Recommend the Next Best Action, Not the Next Best Offer
Frequently, programmatic ads display content designed to generate more sales immediately, even if a purchase was made just days–or even hours–beforehand. But personalization helps advertisers create more meaningful interactions with a “next-best-action” approach, rather than a “next-best-offer” approach. The next best offer is all about driving an immediate, second sale. In this case, a customer made a purchase and then is served ad content trying to sell related products or other items that appealed to other customers who made similar purchases. Whereas, the next best action restarts the process from the beginning. When a customer buys something, subsequent ad content aims to improve their experience with the product or help them use it more effectively (e.g. an instructional video).
Advertisers should consider each customer relationship as a story and each purchase as a chapter. When a customer buys something, they likely don’t want another overt sales pitch for the next interaction. As such, your personalized content needs to nurture them and consider where they are in the customer lifecycle, rather than calling for another purchase immediately. Sure, there’s always a good chance a customer will capitalize on a promotion or sale right after making a purchase, but the overwhelming probability suggests another kind of content will work better. For example, if a customer’s last purchase was a tool set for a dorm room, content about decorating dorms and small apartments will likely be more valuable to them than direct offers for more purchases. When brands shift to a next-best-offer approach, they encourage further sales by becoming a part of their customers’ lives–a trusted resource rather than just a store.
Shift Now, Not When It’s Too Late
The time for companies to augment programmatic with personalization is now. Marketing technology is emerging from major players that makes personalized content a reality. Many of these organizations currently possess a significant amount of industry, market, and customer data. For them, the next move is monetizing this information and developing new marketing and advertising technologies aimed at personalizing each interaction.

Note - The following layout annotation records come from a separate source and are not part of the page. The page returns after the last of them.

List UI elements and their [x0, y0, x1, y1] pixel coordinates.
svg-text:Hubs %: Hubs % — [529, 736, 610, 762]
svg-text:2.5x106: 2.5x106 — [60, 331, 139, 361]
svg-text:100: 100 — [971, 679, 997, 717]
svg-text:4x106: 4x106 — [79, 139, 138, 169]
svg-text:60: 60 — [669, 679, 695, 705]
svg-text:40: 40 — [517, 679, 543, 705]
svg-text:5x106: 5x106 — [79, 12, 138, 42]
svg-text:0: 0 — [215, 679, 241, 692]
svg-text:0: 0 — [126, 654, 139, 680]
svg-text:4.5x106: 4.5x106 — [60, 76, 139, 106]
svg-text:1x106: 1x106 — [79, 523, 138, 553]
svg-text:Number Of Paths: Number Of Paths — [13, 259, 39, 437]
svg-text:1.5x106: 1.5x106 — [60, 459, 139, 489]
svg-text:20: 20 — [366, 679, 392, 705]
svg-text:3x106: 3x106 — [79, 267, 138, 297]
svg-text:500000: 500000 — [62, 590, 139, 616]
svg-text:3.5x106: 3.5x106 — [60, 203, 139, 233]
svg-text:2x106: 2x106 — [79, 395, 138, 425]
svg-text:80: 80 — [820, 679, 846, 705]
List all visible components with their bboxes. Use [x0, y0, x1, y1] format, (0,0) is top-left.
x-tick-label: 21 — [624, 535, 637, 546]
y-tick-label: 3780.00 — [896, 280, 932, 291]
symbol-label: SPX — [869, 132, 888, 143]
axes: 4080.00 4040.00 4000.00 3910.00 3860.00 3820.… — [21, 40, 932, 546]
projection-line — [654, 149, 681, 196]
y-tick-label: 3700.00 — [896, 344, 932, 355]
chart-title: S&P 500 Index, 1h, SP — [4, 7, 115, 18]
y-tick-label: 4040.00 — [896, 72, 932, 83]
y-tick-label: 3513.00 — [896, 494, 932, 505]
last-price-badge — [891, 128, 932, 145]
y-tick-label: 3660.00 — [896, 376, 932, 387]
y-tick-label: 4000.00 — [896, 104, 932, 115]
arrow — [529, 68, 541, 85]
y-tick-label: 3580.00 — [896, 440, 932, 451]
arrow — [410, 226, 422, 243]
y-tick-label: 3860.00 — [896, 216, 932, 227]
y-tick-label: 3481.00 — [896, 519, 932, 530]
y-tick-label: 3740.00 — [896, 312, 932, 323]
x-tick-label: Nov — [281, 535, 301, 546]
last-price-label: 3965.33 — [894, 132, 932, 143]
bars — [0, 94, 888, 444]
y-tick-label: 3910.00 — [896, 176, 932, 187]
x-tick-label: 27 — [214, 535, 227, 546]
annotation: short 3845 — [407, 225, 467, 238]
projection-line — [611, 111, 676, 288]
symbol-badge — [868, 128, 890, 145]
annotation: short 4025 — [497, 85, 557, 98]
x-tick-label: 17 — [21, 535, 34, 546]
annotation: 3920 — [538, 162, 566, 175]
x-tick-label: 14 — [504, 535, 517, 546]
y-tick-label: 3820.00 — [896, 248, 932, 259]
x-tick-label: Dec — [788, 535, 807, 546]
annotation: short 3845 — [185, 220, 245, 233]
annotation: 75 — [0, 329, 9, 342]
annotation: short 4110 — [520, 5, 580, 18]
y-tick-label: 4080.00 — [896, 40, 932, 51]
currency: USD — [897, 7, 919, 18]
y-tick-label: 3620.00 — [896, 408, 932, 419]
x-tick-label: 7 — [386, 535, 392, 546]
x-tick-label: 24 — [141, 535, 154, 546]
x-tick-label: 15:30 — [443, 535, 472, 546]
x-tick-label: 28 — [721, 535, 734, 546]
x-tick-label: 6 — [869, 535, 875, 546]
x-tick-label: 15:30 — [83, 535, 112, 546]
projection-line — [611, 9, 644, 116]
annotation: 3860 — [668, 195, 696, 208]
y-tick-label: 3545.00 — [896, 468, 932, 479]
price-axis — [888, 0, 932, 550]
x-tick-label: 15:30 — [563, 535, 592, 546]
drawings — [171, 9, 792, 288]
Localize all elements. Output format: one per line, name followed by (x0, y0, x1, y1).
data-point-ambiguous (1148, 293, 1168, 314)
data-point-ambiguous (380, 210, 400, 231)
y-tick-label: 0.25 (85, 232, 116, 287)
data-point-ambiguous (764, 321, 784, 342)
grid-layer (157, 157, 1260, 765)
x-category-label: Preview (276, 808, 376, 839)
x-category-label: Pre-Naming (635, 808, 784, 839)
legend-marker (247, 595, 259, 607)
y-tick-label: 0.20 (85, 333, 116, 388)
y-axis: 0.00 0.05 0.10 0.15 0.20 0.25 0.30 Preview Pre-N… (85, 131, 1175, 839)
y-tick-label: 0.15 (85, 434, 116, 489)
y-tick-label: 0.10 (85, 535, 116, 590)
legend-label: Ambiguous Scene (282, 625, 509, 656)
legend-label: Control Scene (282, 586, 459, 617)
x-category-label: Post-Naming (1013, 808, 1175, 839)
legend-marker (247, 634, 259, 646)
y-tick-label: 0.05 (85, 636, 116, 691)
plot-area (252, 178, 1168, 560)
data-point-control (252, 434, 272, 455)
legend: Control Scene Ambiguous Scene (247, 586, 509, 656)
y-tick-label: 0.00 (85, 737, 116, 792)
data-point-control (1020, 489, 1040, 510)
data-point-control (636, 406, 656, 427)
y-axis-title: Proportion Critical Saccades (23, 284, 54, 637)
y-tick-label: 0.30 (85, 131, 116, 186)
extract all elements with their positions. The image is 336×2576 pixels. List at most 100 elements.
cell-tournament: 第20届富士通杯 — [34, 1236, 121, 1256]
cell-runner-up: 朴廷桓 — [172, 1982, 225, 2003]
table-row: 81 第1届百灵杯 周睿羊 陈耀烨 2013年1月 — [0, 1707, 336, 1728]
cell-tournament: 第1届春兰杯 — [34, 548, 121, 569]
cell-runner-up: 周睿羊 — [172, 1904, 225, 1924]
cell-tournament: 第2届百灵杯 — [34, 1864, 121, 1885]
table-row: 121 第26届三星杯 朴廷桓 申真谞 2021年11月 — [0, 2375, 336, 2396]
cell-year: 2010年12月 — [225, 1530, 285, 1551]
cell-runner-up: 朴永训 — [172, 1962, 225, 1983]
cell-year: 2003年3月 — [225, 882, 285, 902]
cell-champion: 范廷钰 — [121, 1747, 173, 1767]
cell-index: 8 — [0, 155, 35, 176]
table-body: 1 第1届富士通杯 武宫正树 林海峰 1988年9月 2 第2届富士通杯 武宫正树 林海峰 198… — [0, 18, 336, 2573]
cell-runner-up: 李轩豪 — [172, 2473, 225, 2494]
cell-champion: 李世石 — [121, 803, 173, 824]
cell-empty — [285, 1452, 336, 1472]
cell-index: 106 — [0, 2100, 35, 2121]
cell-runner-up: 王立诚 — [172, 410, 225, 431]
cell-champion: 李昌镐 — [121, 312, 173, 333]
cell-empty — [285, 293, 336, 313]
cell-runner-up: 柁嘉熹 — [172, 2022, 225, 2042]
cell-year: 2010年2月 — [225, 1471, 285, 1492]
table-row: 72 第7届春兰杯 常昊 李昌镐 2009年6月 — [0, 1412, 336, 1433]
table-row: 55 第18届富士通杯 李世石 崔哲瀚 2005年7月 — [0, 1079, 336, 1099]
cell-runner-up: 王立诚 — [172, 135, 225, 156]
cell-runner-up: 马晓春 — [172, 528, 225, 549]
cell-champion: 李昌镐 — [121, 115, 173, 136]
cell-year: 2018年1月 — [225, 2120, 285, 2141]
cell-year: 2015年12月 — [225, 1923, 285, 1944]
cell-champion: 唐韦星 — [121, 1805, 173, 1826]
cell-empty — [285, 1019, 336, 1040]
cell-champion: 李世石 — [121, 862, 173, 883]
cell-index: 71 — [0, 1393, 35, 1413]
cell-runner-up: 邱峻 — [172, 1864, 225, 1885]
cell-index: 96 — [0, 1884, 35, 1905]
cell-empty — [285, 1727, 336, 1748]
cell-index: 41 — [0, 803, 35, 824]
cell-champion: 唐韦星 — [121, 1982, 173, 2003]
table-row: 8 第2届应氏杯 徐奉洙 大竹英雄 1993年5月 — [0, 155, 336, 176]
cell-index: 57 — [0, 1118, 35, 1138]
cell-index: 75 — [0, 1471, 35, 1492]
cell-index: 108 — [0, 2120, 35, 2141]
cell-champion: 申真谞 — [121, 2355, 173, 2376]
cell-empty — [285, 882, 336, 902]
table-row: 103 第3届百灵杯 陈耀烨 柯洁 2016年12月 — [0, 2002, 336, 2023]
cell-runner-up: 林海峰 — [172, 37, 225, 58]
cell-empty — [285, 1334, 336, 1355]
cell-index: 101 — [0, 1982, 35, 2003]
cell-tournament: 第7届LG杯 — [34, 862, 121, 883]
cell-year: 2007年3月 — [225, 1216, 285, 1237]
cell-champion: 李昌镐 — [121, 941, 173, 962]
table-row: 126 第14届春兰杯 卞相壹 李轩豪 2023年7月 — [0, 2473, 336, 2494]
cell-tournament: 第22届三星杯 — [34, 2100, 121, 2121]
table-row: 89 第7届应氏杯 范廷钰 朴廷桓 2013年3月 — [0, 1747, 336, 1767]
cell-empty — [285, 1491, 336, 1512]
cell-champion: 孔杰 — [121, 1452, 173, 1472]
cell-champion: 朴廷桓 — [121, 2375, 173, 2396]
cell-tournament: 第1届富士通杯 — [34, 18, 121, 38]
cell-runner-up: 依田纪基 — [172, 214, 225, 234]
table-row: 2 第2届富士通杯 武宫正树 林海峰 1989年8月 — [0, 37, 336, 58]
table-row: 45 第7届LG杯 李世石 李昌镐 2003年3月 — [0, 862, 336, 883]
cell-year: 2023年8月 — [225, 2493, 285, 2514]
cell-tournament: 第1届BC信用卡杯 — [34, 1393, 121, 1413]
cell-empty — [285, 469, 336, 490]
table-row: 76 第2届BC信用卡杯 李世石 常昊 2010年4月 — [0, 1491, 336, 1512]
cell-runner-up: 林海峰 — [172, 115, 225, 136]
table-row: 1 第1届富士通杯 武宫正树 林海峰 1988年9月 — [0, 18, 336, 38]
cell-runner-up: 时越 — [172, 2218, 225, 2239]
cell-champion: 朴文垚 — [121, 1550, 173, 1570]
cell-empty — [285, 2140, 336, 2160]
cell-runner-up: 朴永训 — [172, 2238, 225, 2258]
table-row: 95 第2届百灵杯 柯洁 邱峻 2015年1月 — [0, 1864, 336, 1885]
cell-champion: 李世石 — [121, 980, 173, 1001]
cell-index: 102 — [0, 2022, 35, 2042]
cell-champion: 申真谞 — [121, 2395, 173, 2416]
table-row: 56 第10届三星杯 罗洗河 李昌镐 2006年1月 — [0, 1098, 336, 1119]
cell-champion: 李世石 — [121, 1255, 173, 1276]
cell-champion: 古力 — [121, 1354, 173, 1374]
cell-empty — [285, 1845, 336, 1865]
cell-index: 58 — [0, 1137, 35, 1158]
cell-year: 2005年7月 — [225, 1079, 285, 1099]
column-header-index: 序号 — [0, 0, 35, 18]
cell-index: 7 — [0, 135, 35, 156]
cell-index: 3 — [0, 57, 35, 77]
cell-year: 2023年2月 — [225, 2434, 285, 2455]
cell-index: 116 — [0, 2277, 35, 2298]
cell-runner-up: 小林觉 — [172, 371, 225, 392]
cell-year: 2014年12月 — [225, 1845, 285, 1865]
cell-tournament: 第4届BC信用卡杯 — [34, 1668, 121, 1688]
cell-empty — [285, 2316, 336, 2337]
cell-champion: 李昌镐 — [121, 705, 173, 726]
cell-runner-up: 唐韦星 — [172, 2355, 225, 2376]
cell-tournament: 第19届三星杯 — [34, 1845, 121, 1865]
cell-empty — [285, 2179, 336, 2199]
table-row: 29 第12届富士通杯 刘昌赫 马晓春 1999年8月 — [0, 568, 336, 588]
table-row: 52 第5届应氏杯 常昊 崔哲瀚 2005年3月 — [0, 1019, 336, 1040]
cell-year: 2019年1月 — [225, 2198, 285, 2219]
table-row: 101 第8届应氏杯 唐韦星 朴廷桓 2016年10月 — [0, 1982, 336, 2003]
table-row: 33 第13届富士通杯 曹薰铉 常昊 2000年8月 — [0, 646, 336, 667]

As more technology for programmatic personalization enters the market, it’s critical for organizations to take advantage of it instead of sticking to the status quo. Programmatic advertising without personalization has driven countless people to install ad blockers. Because of this, neither advertisers nor publishers have seen the results they want. The consequences of continuing to ignore personalization in digital advertising are too significant too ignore. Once programmatic personalization technology becomes pervasive, organizations will see customers who not only accept ads, but also are more engaged with it and loyal to the brand.